Azure Kubernetes Events Deleted
Detects when Events are deleted in Azure Kubernetes. An adversary may delete events in Azure Kubernetes in an attempt to evade detection.
Azure Kubernetes Network Policy Change
Identifies when a Azure Kubernetes network policy is modified or deleted.
Azure Kubernetes Pods Deleted
Identifies the deletion of Azure Kubernetes Pods.
Azure Kubernetes RoleBinding/ClusterRoleBinding Modified and Deleted
Detects the creation or patching of potential malicious RoleBinding/ClusterRoleBinding.
Azure Kubernetes Sensitive Role Access
Identifies when ClusterRoles/Roles are being modified or deleted.
Azure Kubernetes Secret or Config Object Access
Identifies when a Kubernetes account access a sensitive objects such as configmaps or secrets.
Azure Kubernetes Service Account Modified or Deleted
Identifies when a service account is modified or deleted.
Azure Network Firewall Policy Modified or Deleted
Identifies when a Firewall Policy is Modified or Deleted.
Azure Firewall Rule Configuration Modified or Deleted
Identifies when a Firewall Rule Configuration is Modified or Deleted.
Azure Point-to-site VPN Modified or Deleted
Identifies when a Point-to-site VPN is Modified or Deleted.
Azure Network Security Configuration Modified or Deleted
Identifies when a network security configuration is modified or deleted.
Azure Virtual Network Device Modified or Deleted
Identifies when a virtual network device is being modified or deleted.
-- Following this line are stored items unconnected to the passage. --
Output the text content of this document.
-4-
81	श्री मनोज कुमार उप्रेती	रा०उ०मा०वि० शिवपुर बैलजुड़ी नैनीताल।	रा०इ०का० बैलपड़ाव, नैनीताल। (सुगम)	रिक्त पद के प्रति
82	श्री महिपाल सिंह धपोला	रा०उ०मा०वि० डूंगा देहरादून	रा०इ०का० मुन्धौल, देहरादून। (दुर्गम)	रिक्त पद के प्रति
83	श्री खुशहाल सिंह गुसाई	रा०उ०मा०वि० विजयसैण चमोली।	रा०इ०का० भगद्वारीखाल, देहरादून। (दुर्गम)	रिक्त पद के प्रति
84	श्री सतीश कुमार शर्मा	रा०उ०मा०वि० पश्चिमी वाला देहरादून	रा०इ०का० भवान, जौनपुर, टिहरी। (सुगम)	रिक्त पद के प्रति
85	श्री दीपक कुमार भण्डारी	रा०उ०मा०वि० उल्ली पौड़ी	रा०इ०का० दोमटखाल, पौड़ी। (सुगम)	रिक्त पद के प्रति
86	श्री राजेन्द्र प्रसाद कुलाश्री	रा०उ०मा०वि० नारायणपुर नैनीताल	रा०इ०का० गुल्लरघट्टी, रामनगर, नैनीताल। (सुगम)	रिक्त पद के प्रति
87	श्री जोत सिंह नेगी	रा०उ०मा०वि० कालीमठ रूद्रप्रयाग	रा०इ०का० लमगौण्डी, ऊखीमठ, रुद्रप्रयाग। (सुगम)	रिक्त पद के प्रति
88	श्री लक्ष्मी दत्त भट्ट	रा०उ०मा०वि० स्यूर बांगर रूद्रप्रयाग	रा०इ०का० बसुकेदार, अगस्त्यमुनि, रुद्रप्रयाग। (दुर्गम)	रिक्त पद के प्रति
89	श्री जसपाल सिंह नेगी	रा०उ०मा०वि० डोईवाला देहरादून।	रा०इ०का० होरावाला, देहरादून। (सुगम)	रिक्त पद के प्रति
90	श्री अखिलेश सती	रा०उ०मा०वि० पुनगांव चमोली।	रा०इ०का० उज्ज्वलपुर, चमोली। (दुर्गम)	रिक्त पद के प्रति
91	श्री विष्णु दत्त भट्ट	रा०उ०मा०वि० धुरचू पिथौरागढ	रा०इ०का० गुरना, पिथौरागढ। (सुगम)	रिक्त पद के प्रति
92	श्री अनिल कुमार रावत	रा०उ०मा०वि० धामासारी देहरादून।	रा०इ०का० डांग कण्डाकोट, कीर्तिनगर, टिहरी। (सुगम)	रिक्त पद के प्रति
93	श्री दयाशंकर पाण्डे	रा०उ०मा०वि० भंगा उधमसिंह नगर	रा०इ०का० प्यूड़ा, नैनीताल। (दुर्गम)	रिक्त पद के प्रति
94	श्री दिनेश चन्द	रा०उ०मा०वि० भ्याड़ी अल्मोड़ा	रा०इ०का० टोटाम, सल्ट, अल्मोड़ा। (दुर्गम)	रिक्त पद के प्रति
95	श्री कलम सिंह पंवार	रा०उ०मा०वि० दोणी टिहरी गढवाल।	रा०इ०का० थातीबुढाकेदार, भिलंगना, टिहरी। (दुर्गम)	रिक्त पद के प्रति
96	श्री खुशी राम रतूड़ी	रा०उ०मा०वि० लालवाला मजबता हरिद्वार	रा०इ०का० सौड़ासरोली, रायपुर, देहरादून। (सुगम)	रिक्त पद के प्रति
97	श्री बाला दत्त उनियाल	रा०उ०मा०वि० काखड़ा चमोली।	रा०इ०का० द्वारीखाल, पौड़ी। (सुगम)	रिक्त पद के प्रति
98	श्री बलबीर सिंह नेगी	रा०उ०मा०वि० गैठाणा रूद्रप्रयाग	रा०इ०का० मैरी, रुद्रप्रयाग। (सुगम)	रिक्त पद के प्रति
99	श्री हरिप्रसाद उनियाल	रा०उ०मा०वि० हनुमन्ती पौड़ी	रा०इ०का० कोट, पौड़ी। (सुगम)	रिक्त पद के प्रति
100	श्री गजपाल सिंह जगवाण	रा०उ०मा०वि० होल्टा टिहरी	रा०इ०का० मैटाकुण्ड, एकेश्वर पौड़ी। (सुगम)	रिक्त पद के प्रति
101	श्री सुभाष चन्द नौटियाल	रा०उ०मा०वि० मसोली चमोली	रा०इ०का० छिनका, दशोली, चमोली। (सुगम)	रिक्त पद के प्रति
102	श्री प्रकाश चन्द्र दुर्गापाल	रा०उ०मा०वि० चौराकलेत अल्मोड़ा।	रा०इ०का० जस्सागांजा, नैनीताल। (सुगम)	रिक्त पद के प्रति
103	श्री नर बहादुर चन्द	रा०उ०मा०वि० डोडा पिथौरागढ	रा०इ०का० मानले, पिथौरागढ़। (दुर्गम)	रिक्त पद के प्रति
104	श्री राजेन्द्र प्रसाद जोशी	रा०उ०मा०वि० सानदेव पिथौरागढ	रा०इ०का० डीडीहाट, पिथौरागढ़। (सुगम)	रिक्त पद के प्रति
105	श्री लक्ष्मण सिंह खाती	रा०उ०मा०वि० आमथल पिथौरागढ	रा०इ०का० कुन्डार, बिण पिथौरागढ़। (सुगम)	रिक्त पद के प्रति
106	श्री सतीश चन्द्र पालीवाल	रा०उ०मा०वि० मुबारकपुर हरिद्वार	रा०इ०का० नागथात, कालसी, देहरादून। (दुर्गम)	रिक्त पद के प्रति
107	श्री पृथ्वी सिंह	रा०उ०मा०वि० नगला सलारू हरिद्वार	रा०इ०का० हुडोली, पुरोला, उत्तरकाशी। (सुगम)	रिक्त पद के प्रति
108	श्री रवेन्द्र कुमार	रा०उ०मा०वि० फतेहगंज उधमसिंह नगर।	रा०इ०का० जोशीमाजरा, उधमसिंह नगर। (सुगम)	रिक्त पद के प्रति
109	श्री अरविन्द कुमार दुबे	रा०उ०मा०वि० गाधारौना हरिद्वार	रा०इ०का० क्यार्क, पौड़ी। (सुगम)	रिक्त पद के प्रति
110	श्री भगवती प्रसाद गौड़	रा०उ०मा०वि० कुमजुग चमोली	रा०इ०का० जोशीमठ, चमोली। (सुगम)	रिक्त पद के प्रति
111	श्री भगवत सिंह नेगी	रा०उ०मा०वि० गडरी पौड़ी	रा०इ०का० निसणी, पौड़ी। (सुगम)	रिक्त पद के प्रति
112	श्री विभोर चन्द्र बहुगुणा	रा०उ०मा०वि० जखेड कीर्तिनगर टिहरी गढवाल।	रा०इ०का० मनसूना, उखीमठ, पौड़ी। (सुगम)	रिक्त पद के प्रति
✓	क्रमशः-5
This can be a network interface, network virtual appliance, virtual hub, or virtual router.
Azure New CloudShell Created
Identifies when a new cloudshell is created inside of Azure portal.
Azure Owner Removed From Application or Service Principal
Identifies when a owner is was removed from a application or service principal in Azure.
Azure Service Principal Created
Identifies when a service principal is created in Azure.
Azure Service Principal Removed
Identifies when a service principal was removed in Azure.
Azure Subscription Permission Elevation Via ActivityLogs
Detects when a user has been elevated to manage all Azure Subscriptions. This change should be investigated immediately if it isn't planned. This setting could allow an attacker access to Azure subscriptions in your environment.
Azure Suppression Rule Created
Identifies when a suppression rule is created in Azure. Adversary's could attempt this to evade detection.
Azure Virtual Network Modified or Deleted
Identifies when a Virtual Network is modified or deleted in Azure.
Azure VPN Connection Modified or Deleted
Identifies when a VPN connection is modified or deleted.